The prognosis for children harbouring these lesions has significantly improved over the last 3 decades: due to refinements in interventional endovascular techniques, it is now possible to obliterate the malformation with excellent results. Figures from the comprehensive literature review of Khullar et al. [3] indicate that as many as 84 % of children treated by endovascular techniques after the turn of this century may experience a good or fair outcome. These progresses are also related to the development of integrated management protocols based on modern prenatal, neurointensive, and neuroanaesthesiological care [5]. In parallel with the improvement of overall treatment, our understanding of the pathophysiology of HVG has evolved, and the hydrodynamic concept of HC associated with VGM is nowadays widely accepted.
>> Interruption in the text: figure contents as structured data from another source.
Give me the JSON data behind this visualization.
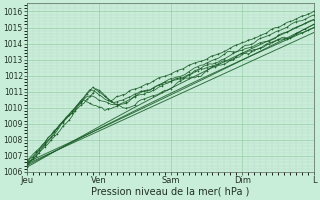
{
  "background_color": "#c8edd8",
  "grid_color_major": "#99ccaa",
  "grid_color_minor": "#bbddcc",
  "line_color": "#1a5c28",
  "ylim": [
    1006,
    1016.5
  ],
  "yticks": [
    1006,
    1007,
    1008,
    1009,
    1010,
    1011,
    1012,
    1013,
    1014,
    1015,
    1016
  ],
  "xlim": [
    0,
    96
  ],
  "x_day_labels": [
    "Jeu",
    "Ven",
    "Sam",
    "Dim",
    "L"
  ],
  "x_day_positions": [
    0,
    24,
    48,
    72,
    96
  ],
  "xlabel": "Pression niveau de la mer( hPa )",
  "xlabel_fontsize": 7,
  "tick_fontsize": 5.5,
  "figsize": [
    3.2,
    2.0
  ],
  "dpi": 100
}
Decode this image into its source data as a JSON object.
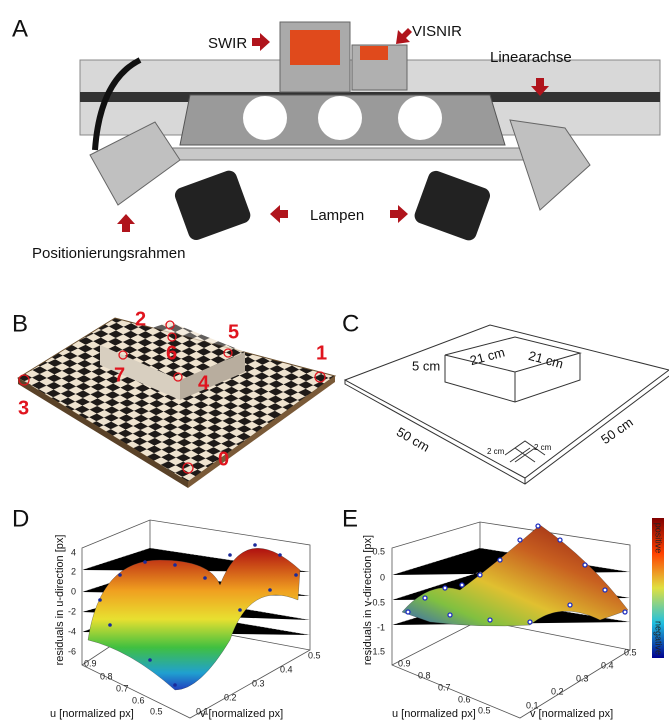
{
  "panel_a": {
    "label": "A",
    "callouts": {
      "swir": "SWIR",
      "visnir": "VISNIR",
      "linear_axis": "Linearachse",
      "lamps": "Lampen",
      "frame": "Positionierungsrahmen"
    }
  },
  "panel_b": {
    "label": "B",
    "points": [
      0,
      1,
      2,
      3,
      4,
      5,
      6,
      7
    ]
  },
  "panel_c": {
    "label": "C",
    "dimensions": {
      "height": "5 cm",
      "top_left": "21 cm",
      "top_right": "21 cm",
      "base_left": "50 cm",
      "base_right": "50 cm",
      "square_a": "2 cm",
      "square_b": "2 cm"
    }
  },
  "panel_d": {
    "label": "D",
    "z_label": "residuals in u-direction [px]",
    "u_label": "u [normalized px]",
    "v_label": "v [normalized px]",
    "z_ticks": [
      4,
      2,
      0,
      -2,
      -4,
      -6
    ],
    "u_ticks": [
      0.9,
      0.8,
      0.7,
      0.6,
      0.5
    ],
    "v_ticks": [
      0.1,
      0.2,
      0.3,
      0.4,
      0.5
    ]
  },
  "panel_e": {
    "label": "E",
    "z_label": "residuals in v-direction [px]",
    "u_label": "u [normalized px]",
    "v_label": "v [normalized px]",
    "z_ticks": [
      0.5,
      0,
      -0.5,
      -1,
      -1.5
    ],
    "u_ticks": [
      0.9,
      0.8,
      0.7,
      0.6,
      0.5
    ],
    "v_ticks": [
      0.1,
      0.2,
      0.3,
      0.4,
      0.5
    ],
    "colorbar": {
      "top": "positive",
      "bottom": "negative"
    }
  }
}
However, while the management paradigm of integrated management and endovascular obliteration of the VGM is firmly established, its logical consequence, i.e. treatment of the concomitant hydrocephalus based on its pathophysiological implications, is less substantiated and remains the object of discussion in the neurosurgical literature.

Yet in the early 1990s, when endovascular approaches evolved as the gold standard treatment option for this disorder, a few reports were published warning about the high rate of complications associated with ventriculo-peritoneal shunting in this setting. In 1992 Schneider et al. [6] observed an as high as 70 % incidence of complications, including seizures, intraventricular haemorrhage, and subdural haematoma or hygroma. Other reports were in line with these figures [79].

Despite these recommendations, individual case reports of ventriculo-peritoneal shunting as a major contributing factor to neurological deterioration of infants with hydrocephalus associated with VGM were still the subject of publications until recently. In 2010, Jea et al. called for the use of endovascular embolisation of the VGM to rebalance hydrovenous dynamics as the first-line option rather than directly managing the hydrocephalus by CSF diversion [10].

The paper of Meila et al. [1] illustrates the paradigm shift in the management of hydrocephalus associated with VGM, namely before and after the first decade of this century. The rationale for this breaking-off point was two-fold. First was the dismal results in children receiving ventriculo-peritoneal shunting, with the large majority of them experiencing severe post-operative complications. Second was a correct understanding of the underlying pathophysiology and the consequent recognition of embolisation of the VGM as the sole treatment sufficient to decrease high venous pressure and resolve the concomitant communicating hydrocephalus causatively.

These concepts are certainly not new to many neurosurgeons and interventional neuroradiologists dealing with this rare and demanding pathology. We share the same methodological approach and reached similar results (Figs. 1, 2, and 3). It must be recognised, however, that the paper by Meila et al. [1] has the merit of adding exhaustive evidence to the neurosurgical literature showing that changes of ventricular size from enlarged to normal do occur after successful endovascular treatment.

Fig. 1
figure 1

Left: MR venogram obtained at 2 months of age shows a vein of Galen malformation. Right: T1-weighted MR sagittal scan demonstrates marked hydrocephalus

Fig. 2
figure 2

a, b Antero-posterior and lateral left internal carotid DSA of the same patient with mural type VGM. c Selective microcatheter injection of a high-flow direct feeder

Fig. 3
figure 3

T1- and T2-weighted MR scans of the same patient 4 months after embolisation. Ventricular size retuned to normal

It is intriguing, however, that the process of shifting the paradigm from the older to the present one (first embolise) took almost 3 decades to be completed, although technical facilities and insights into the pathophysiology of this condition were well available in the past.